Dunes: Selected Work


Client (DAMAC) Concept Design Proposal for a Sales Centre – Garden Heights, Cairo, Egypt 2008 (second place)

Design team: marcosandmarjan; 
Collaboration: Tim Culverhouse, Justin Lau, Damjan Iliev, Haroon Iqbal, Abdur Razzak, Arvind Varsani, Heba Layas 

Area schedule: total Plot Area 12,000 Sq.Mt - 129,168 Sq.Ft, recommended BUA - up to 5000 Sq.Mt - 53,820 Sq.Ft  

1. Main event hall. 

2. Marketing tools, models display and show room. 

3. Sales offices. 

4. Dedicated open space for 1:1 model homes. 

5. Administration (open office space). 

6. Services and stores.
Parking requirements: 75 car lots

Landscape requirements: design should mix the external areas with the interiors in order to accommodate outdoor activities.

The sales centre is located in the heart of the 6.000.000 m2 Garden Heights’ development in Cairo.

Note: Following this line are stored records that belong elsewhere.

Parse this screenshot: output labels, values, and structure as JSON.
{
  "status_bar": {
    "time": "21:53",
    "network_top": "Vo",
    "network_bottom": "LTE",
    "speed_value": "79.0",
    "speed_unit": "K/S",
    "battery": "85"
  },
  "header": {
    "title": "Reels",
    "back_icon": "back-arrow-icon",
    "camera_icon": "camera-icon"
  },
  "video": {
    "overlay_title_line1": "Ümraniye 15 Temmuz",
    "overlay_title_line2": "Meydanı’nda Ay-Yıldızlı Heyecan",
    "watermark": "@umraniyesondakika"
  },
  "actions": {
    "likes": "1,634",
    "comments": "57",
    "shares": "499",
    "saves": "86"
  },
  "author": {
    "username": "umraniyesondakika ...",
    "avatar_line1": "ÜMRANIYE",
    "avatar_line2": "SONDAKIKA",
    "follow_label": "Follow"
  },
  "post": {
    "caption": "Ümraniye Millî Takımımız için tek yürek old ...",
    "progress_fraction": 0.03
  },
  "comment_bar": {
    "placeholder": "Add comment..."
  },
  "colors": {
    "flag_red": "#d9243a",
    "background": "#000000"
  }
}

It aims to accommodate DAMAC’s new sales and admin team in Egypt. It accommodates a main events hall; a multipurpose hall; marketing tools, models display and show room; sales offices; dedicated open space for 1:2 model homes; administration (open office space); and services and stores. 

The building is conceived as an iconic sales centre that borrows its concept from emblematic figures of the Egyptian culture: the dune and the carpet. From the outside the building resembles an inhabitable sand dune of smooth and sophisticated contours. With its futuristic look, the building strongly varies according to the position of the viewer from the outside.

The inside is characterised by a large undulating surface, which hosts all major public spaces on different levels of the ground floor, including the entrance lobby, main events hall, showroom, several lounges, and multipurpose hall. This ground surface is conceived as a large three-dimensional carpet that is punctuated by a series of steps and platforms on which the visitors meanders from space to space, discovering the grandeur of the centre’s interior. This artificial topography allows various circulation routes through the building: fast (for the employees), medium (for the general public and events guests), and slow (for the buyer).

It also links smoothly to the exterior landscape in front and at the back of the building: overall, the building mixes external and interior spaces in a building-landscape continuum. It proposes the extension of several internal areas, such as the cafeteria and main events hall to the outside, in particular accommodating temporary outdoor activities during special festivities and presentations.